The state’s Chief Operating Officer Josh Geballe said at a press conference Monday that the state will be setting up teachers-only clinics, possibly even at individuals schools to make them more convenient for school staff.

The state doesn’t want teachers searching out vaccines on their own.

“We’re hoping that people will be patient and take guidance from their superintendent or their community about what those opportunities might look like,” Geballe said. “We can use this as an opportunity to take pressure off some of the mass vaccination sites and other vaccination sites that will be available for the rest of the population.”

When asked at the Wednesday press conference in Waterbury how he expects the teacher vaccine rollout will go, Lamont also referenced the local health department.

“Public health is working with the local public health departments in each and every one of the communities, and then the superintendents are reaching out as we put together a plan for each and every one of these areas,” Lamont said.

Child care workers

Office of Early Childhood Commissioner Beth Bye said there are about 30,000 child care workers in Connecticut who will be eligible next week for the vaccine. About 45 percent of them are Black or Hispanic, and 95 percent are female. Many of the child care facilities where they work are located in cities.

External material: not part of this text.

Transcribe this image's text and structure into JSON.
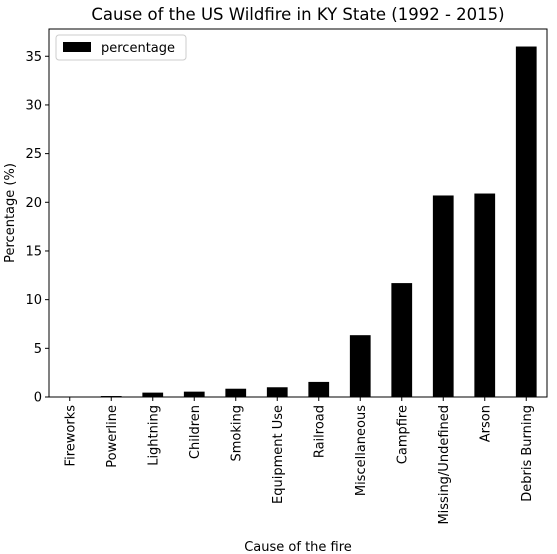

Bye said it makes sense to have local health departments involved in vaccinating child care workers because they are familiar with the employees through inspections of the centers.

There are about 4,000 programs statewide, ranging from smaller centers in people’s homes to large operations affiliated with schools. Child care workers will be asked to get vaccinated at existing health district sites.

State officials anticipate that teachers and child care workers will get vaccinated at greater rates than nursing home workers or even some hospital workers.

Martha Wiley, director of the Knight Hall School in West Hartford, said all but one of her 17-person staff wants the vaccine.

“I got so many emails from parents when the governor made the announcement. They were happy we were finally getting vaccinated,” Wiley said.

“Families will feel more at ease knowing the people taking care of their children are vaccinated,” Wiley said. “There is no way to socially distance in a child care center when you are changing diapers and taking care of small children.”